After several successful Skype interviews and numerous email messages, Deegan decided to come to Keene State. “It was just an awesome strategy on Jack’s behalf to get me to come here,” said Deegan. “None of the other coaches did this for me. It was a really nice gesture by them and Jack.”
Deegan said it wasn’t easy leaving his homeland and family. “I’m not going to hide the fact that I was scared. It’s such a massive move – leaving everything and your home behind. It’s impossible not to be,” he said. “I eventually said I had to give it a crack and if it doesn’t work out, so be it.”
Arriving in mid-July to get acclimated, Deegan finally got to meet his future roommates Dolan and McDowell and begin training. Deegan faced his share of adjustments in the pool, not only getting used to swimming a different distance (yards as opposed to meters) and new training methods but also keeping up with All-America and training partner Shahar Resman, the Owls’ other international swimmer, who is from Israel. “I’m just happy if I can keep him within site,” said a smiling Deegan, who also swims the breast stroke and individual medley. “I’m always looking to see what he’s doing so I can improve. He sets the benchmark.”
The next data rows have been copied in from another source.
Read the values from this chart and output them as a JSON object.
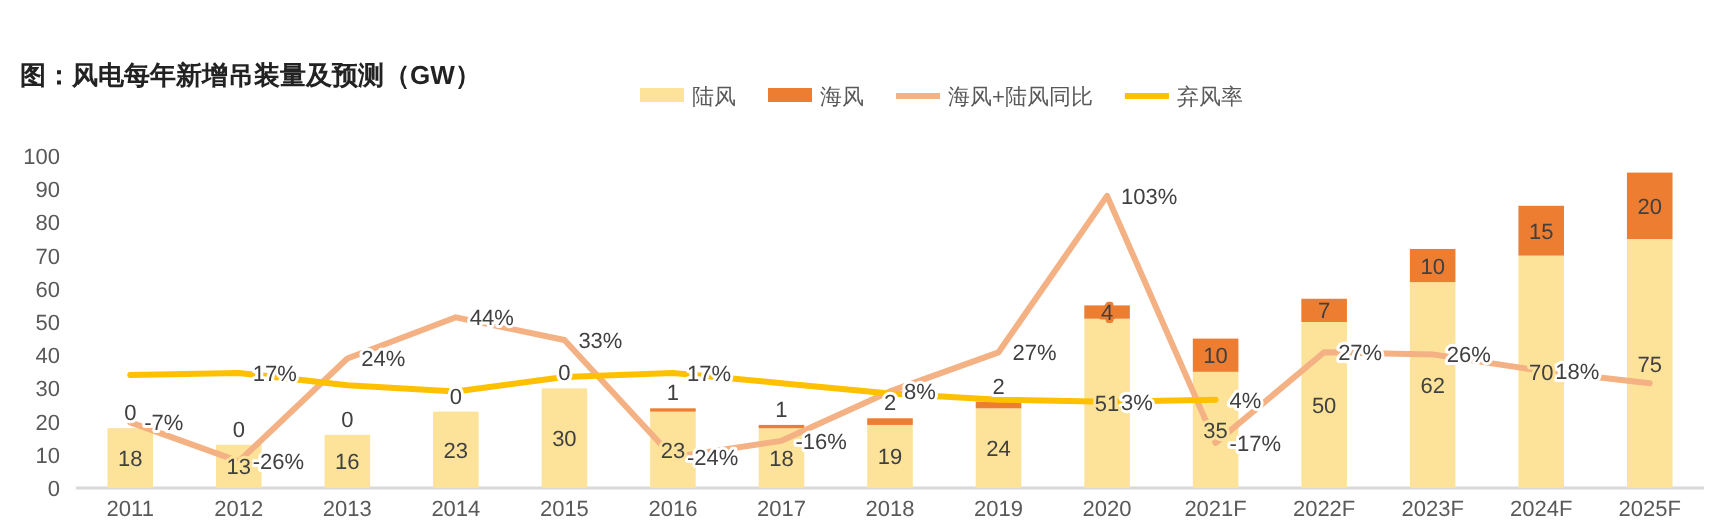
{
  "chart_data": {
    "type": "bar",
    "stacked": true,
    "title": "图：风电每年新增吊装量及预测（GW）",
    "categories": [
      "2011",
      "2012",
      "2013",
      "2014",
      "2015",
      "2016",
      "2017",
      "2018",
      "2019",
      "2020",
      "2021F",
      "2022F",
      "2023F",
      "2024F",
      "2025F"
    ],
    "series": [
      {
        "name": "陆风",
        "color": "#fde39a",
        "values": [
          18,
          13,
          16,
          23,
          30,
          23,
          18,
          19,
          24,
          51,
          35,
          50,
          62,
          70,
          75
        ]
      },
      {
        "name": "海风",
        "color": "#ed7d31",
        "values": [
          0,
          0,
          0,
          0,
          0,
          1,
          1,
          2,
          2,
          4,
          10,
          7,
          10,
          15,
          20
        ]
      },
      {
        "name": "海风+陆风同比",
        "type": "line",
        "axis": "y2",
        "color": "#f4b183",
        "values": [
          -7,
          -26,
          24,
          44,
          33,
          -24,
          -16,
          8,
          27,
          103,
          -17,
          27,
          26,
          18,
          12
        ],
        "value_labels": [
          "-7%",
          "-26%",
          "24%",
          "44%",
          "33%",
          "-24%",
          "-16%",
          "8%",
          "27%",
          "103%",
          "-17%",
          "27%",
          "26%",
          "18%",
          null
        ]
      },
      {
        "name": "弃风率",
        "type": "line",
        "axis": "y2",
        "color": "#ffc000",
        "values": [
          16,
          17,
          11,
          8,
          15,
          17,
          12,
          7,
          4,
          3,
          4,
          null,
          null,
          null,
          null
        ],
        "value_labels": [
          null,
          "17%",
          null,
          null,
          null,
          "17%",
          null,
          null,
          null,
          "3%",
          "4%",
          null,
          null,
          null,
          null
        ]
      }
    ],
    "ylim": [
      0,
      100
    ],
    "yticks": [
      0,
      10,
      20,
      30,
      40,
      50,
      60,
      70,
      80,
      90,
      100
    ],
    "data_labels": true,
    "legend": "top right",
    "grid": false
  }
}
Deegan has been a hit with his new teammates. “The team has been really great with him. They get along real well,” said Fabian. “They think it’s really cool to have these guys from different countries on their team.”
Deegan has adjusted out of the pool as well. While he’s done his part to dispel the misconception that everyone from Australia is Crocodile Dundee, a character in a 1986 Australian comedy film, there are certain traits harder to eliminate, including the distinct lingo.
“Sometimes I can’t understand a thing he says,” confessed Fabian. “One time at practice I asked him how he was doing and he told me he was stuffed. So I said to him, ‘Don’t eat so much before practice,’ and he gave me a strange look. As it turns out, ‘stuffed’ means really exhausted. I’m learning as we go.”
Deegan is also doing his best to acclimate himself to American sports. While he still favors cricket and Australian Rules football, he’s starting to get into American football as well. “Chris hasn’t picked a favorite team yet, but when one of his players is doing well, he gets all over it,” said McDowell. “He’s really enjoying his time here so far.”
A psychology major at KSC, Deegan said it will be hard spending his first Christmas away from his family, but he feels the sacrifice is well worth it. “I have one of the best open water coaches in the world, and he’s helped me improve,” he said. “I came here to realize my potential and hopefully I can do that.”